Purpose & Capability
noteThe name/description align with the included files: discovery, DB-read helpers, lifecycle control (docker/systemd), and webhook JSON generation. The brew install of 'uv' and the bash entrypoint are consistent with running the packaged Python scripts. Generating and sending webhook JSON to TBOT is explicitly implemented in scripts/tbotjson.py and matches the declared 'json' mode.
Instruction Scope
concernSKILL.md requires OpenClaw to invoke only the provided bash entrypoint and to run discovery before control actions; the scripts follow that contract.
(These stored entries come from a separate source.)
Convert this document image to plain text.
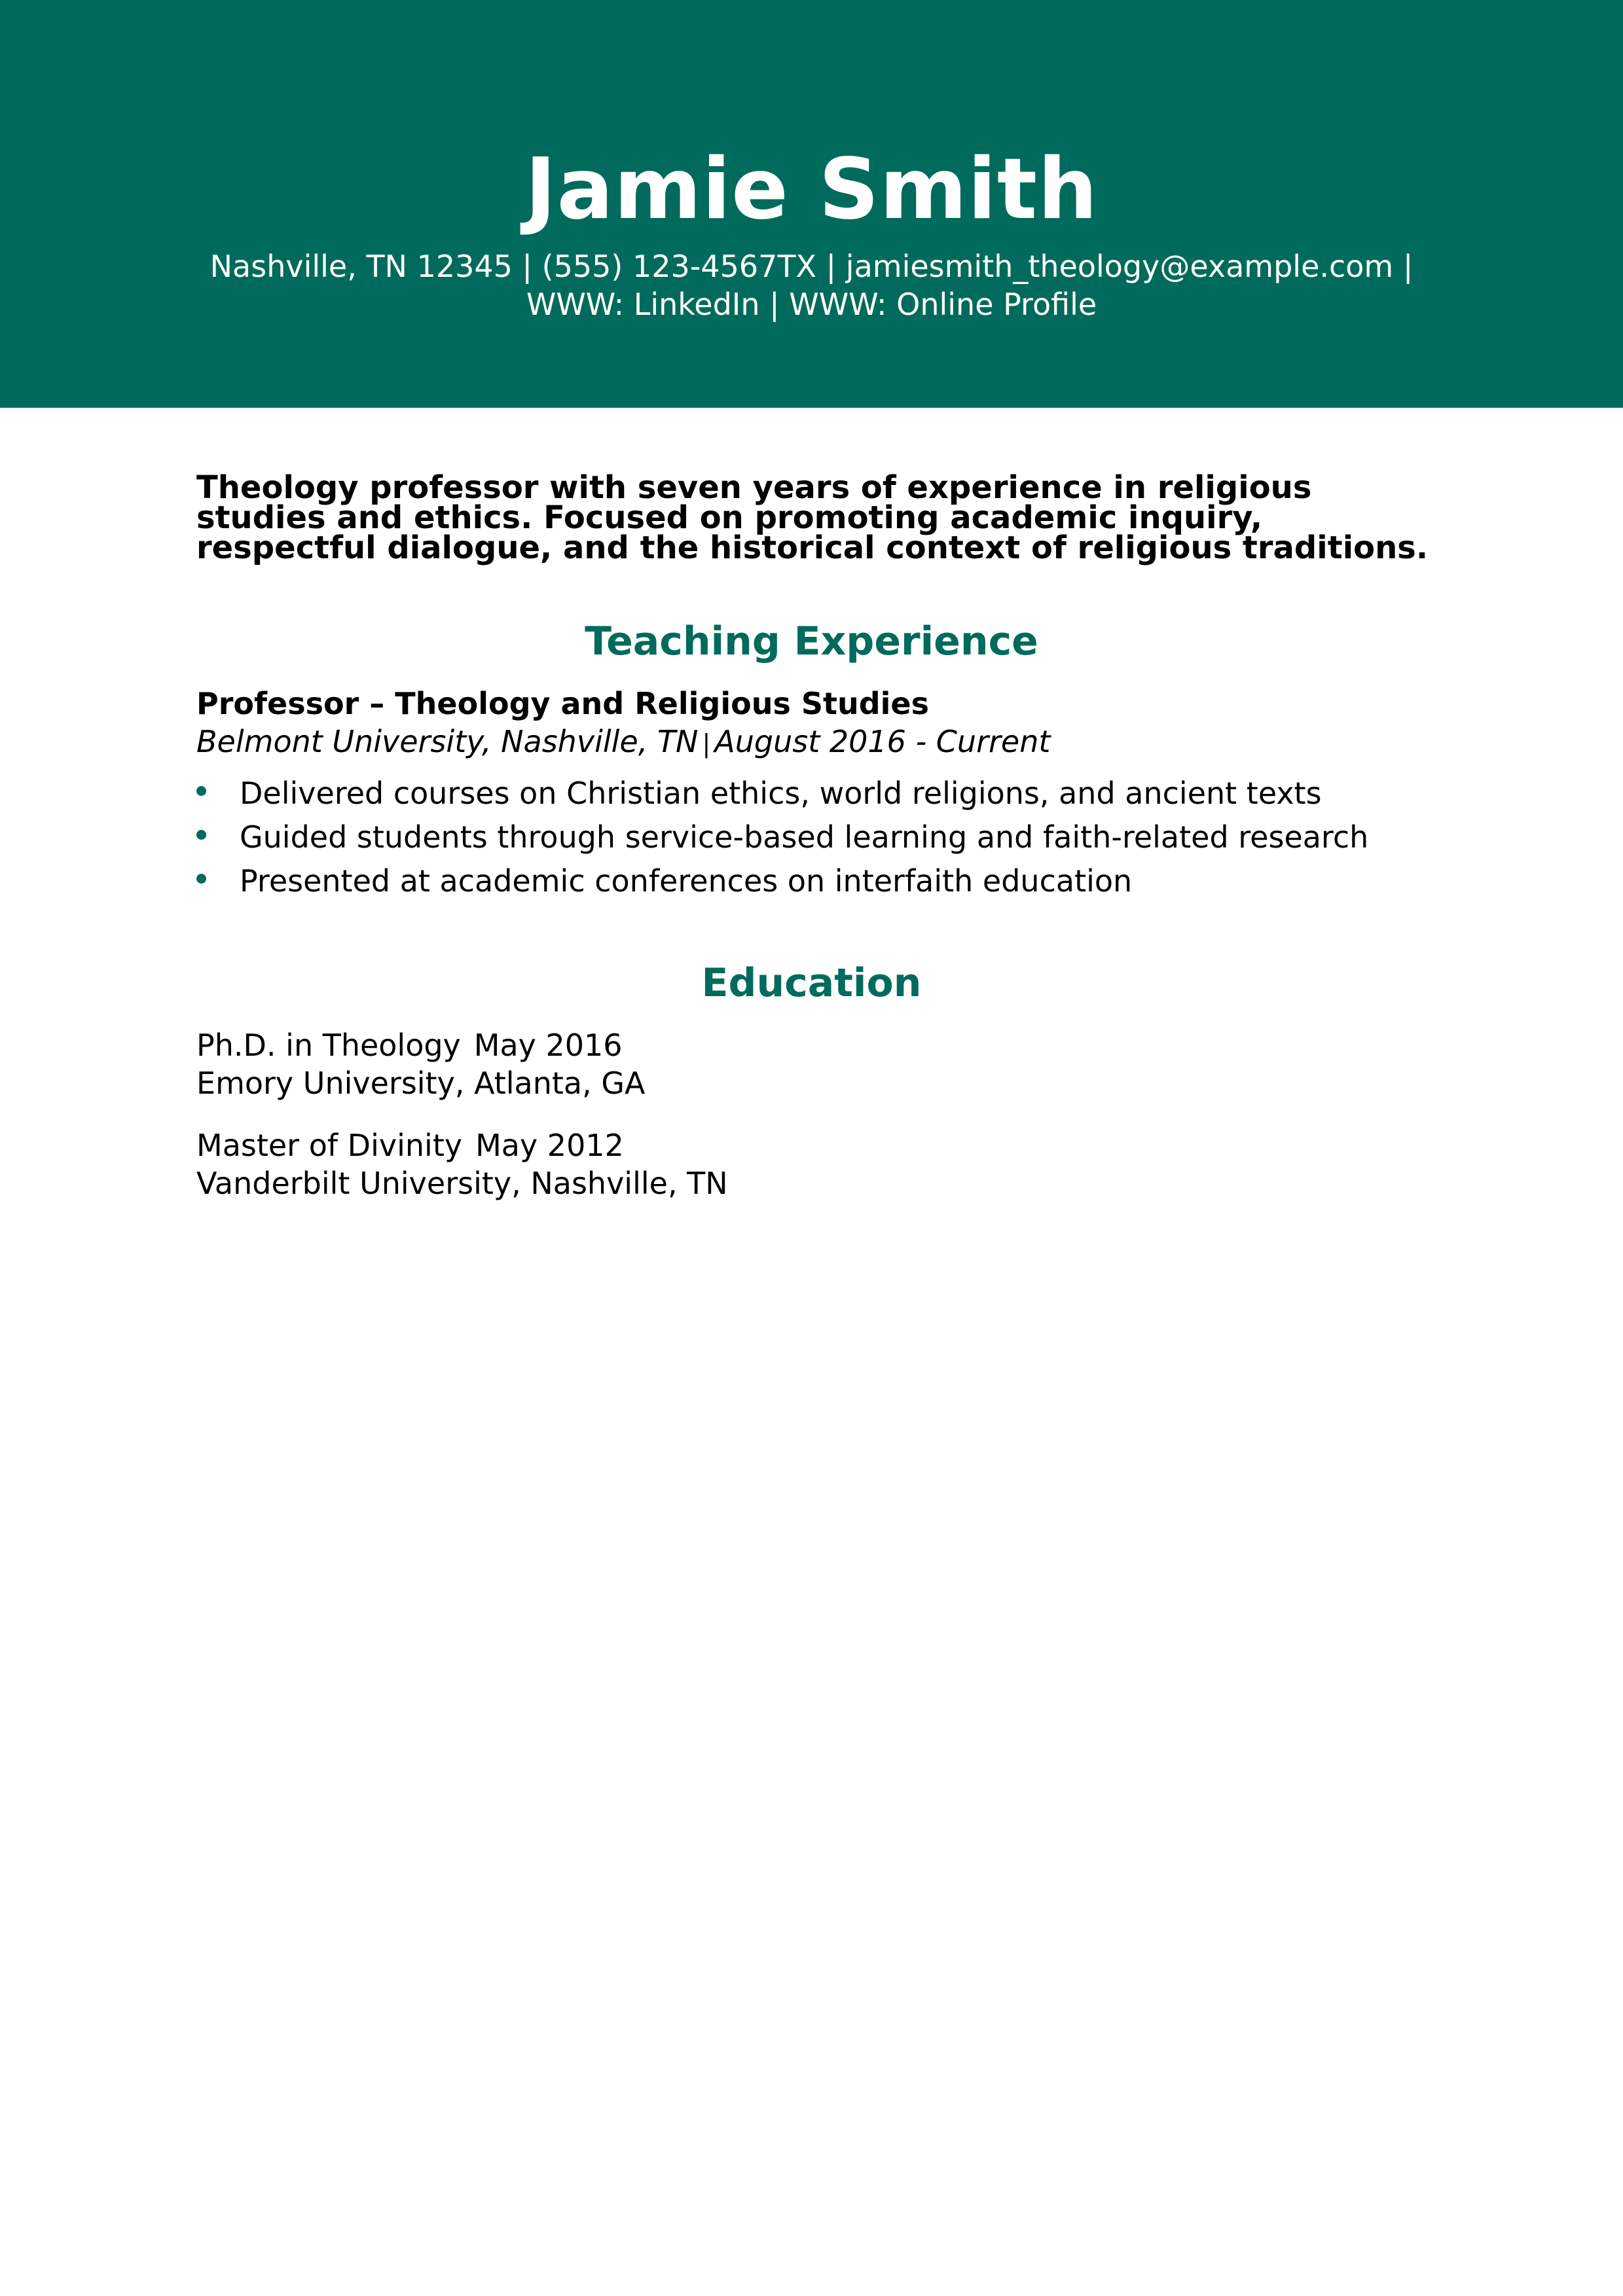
Jamie Smith
Nashville, TN 12345 | (555) 123-4567TX | jamiesmith_theology@example.com |
WWW: LinkedIn | WWW: Online Profile

Theology professor with seven years of experience in religious studies and ethics. Focused on promoting academic inquiry, respectful dialogue, and the historical context of religious traditions.

Teaching Experience
Professor – Theology and Religious Studies
Belmont University, Nashville, TN | August 2016 - Current
Delivered courses on Christian ethics, world religions, and ancient texts
Guided students through service-based learning and faith-related research
Presented at academic conferences on interfaith education
Education
Ph.D. in Theology May 2016
Emory University, Atlanta, GA
Master of Divinity May 2012
Vanderbilt University, Nashville, TN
However the runtime instructions and scripts perform filesystem discovery (search candidate runtime dirs, read .env and .keyfile), run subprocesses (docker, systemctl), read local SQLite DBs, and tbotjson.py will ALWAYS POST generated JSON to a webhook URL (which may be overridden). The SKILL.md states 'DB-first, discovery only for status/control' but tbotjson.py performs discovery to locate webhook keys — a minor inconsistency that expands the skill's read-surface. Overall the instructions are feature-coherent but grant broad discretion to read files and make network calls when used.
Install Mechanism
noteInstallation uses a single brew formula 'uv' which is the documented runtime helper for this skill. Using Homebrew for a known package is low-to-moderate risk; nothing in the install spec downloads arbitrary archives or writes unexpected files. The skill expects the 'uv' binary to exist and will instruct users to 'brew install uv' if missing.
Credentials
concernThe registry metadata lists no required env vars, but the SKILL.md and code reference and rely on many environment variables (MODE, COMPOSE_DIR, TBOT_COMPOSE_DIR, TBOT_WEBHOOK_URL, WEBHOOK_KEY, TVWB_UNIQUE_KEY, TBOT_DB_PATH / TBOT_DB_OFFICE, RUN_IT, SYSTEMD_USER, DEFAULT_*). The scripts will read .env and .keyfile files to obtain webhook keys and other runtime secrets. While these env/file accesses are explainable given the purpose, they are not declared in 'requires.env' and mean the skill can read local secret-bearing files and potentially transmit values to a webhook endpoint.
Persistence & Privilege
okThe skill is not marked always:true and does not request persistent system-wide privileges. It does run subprocesses and may start/stop services only with explicit confirmation (--run-it or RUN_IT=1). It doesn't modify other skills or system-wide agent settings. Autonomous invocation (disable-model-invocation=false) is normal platform behavior and not by itself a red flag here.